Hoover Dam straddles the Nevada–Arizona state line on the Colorado River, impounding Lake Mead — which on completion was the world’s largest reservoir by volume. The dam provides hydroelectric power to Nevada, Arizona, and California, and its water management infrastructure underpins the growth of cities including Las Vegas, Phoenix, and Los Angeles. The Art Deco design imposed by architect Gordon Kaufmann transformed a purely utilitarian structure into an icon of industrial modernism and American national purpose.

History

Congress authorised the Boulder Canyon Project Act in 1928 after years of interstate negotiations over Colorado River water rights.
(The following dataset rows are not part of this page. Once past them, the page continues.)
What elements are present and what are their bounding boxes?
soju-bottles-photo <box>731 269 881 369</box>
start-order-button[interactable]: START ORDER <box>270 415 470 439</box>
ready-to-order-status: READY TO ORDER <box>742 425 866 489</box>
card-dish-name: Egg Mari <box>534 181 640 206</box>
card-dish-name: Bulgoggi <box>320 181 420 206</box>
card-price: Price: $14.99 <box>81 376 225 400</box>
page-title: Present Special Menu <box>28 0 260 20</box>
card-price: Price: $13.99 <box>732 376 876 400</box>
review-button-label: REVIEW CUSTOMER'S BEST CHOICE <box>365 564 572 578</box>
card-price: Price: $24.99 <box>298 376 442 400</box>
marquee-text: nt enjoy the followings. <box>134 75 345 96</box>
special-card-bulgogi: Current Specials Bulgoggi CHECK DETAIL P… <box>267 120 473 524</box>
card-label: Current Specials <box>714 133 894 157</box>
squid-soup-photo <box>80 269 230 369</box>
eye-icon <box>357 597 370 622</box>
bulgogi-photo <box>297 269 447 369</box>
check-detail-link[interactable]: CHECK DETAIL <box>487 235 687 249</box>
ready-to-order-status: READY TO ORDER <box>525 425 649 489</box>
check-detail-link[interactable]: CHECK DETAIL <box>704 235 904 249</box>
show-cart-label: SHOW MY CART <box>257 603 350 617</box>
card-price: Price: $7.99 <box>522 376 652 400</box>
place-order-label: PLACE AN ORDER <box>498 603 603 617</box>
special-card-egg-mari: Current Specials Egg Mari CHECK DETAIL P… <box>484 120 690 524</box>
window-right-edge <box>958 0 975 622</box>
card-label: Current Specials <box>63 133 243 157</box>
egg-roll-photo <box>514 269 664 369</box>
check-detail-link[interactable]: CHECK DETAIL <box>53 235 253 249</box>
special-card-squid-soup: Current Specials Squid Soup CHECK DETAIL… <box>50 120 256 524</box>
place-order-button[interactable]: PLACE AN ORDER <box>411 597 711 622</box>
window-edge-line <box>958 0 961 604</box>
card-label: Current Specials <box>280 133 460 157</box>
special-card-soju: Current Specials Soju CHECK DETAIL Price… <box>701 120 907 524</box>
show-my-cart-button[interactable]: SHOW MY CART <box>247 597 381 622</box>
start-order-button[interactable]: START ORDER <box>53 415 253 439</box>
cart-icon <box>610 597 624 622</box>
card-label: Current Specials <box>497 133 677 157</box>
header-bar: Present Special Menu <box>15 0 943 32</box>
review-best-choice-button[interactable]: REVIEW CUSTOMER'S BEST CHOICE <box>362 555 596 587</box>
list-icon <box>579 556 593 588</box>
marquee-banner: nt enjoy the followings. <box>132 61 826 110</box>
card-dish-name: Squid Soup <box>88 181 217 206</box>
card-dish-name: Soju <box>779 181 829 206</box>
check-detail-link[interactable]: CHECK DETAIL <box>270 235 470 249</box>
Construction began in 1931 under the Hoover administration and was completed in 1936, two years ahead of schedule. The dam was originally called Boulder Dam; the name Hoover Dam was officially restored by Congress in 1947. Over 100 workers died during construction, many from heat exhaustion and carbon monoxide poisoning in the diversion tunnels. The dam’s power plant came online incrementally between 1936 and 1961, and at full capacity delivers approximately 4 billion kilowatt-hours annually. During World War II, output was diverted almost entirely to aluminium smelters and munitions plants. The dam was designated a National Historic Landmark in 1985.

Architecture & Design

Gordon Kaufmann replaced the Bureau of Reclamation’s Beaux-Arts design with a disciplined Art Deco vocabulary: vertical fluting on the intake towers, geometric relief patterns on the elevator towers, and a continuous Art Deco cornice line running the full width of the dam’s crest. The power plant downstream is arguably the finest PWA Moderne industrial interior in the United States — a soaring turbine hall with vaulted ceilings, decorative grillework, and terrazzo floors inlaid with a Navajo-inspired astronomical map by artist Allen True. Oskar Hansen’s twin Winged Figures of the Republic (1935), cast in bronze and polished to mirror finish, frame the flagpole plaza and are among the largest Art Deco sculptures in North America.

Cultural significance

Hoover Dam became an immediate symbol of American industrial optimism during the Great Depression, offering proof that the nation could master nature on a continental scale. It features prominently in the photography of Dorothea Lange and Margaret Bourke-White, in New Deal murals, and in the iconography of mid-century Americana. The dam has appeared in dozens of films, from early newsreels to the 2008 action film The Dark Knight, and is consistently listed among the Seven Wonders of the Modern World by engineering organisations worldwide.

Visiting today

The dam is open daily and free to drive across on US Highway 93. The Bureau of Reclamation operates a visitor centre with two tour levels: the Power Plant Tour (45 min, fee) and the Hoover Dam Tour (2 hours, fee, includes the penstock galleries). Tours operate year-round except Thanksgiving and Christmas. Summer temperatures in Black Canyon regularly exceed 40°C — morning visits are strongly recommended. Photography is permitted throughout the dam and visitor centre.

Getting there

Hoover Dam is 48 km (30 miles) southeast of Las Vegas via US-93 South through Boulder City. By car: approximately 45 minutes from the Las Vegas Strip. By bus: the Regional Transportation Commission of Southern Nevada operates Route 213 (Boulder City Express) from the Las Vegas Transit Center; connecting shuttle services to the dam are available from Boulder City. There is no commercial rail service. Helicopter tours depart from several Las Vegas Strip operators.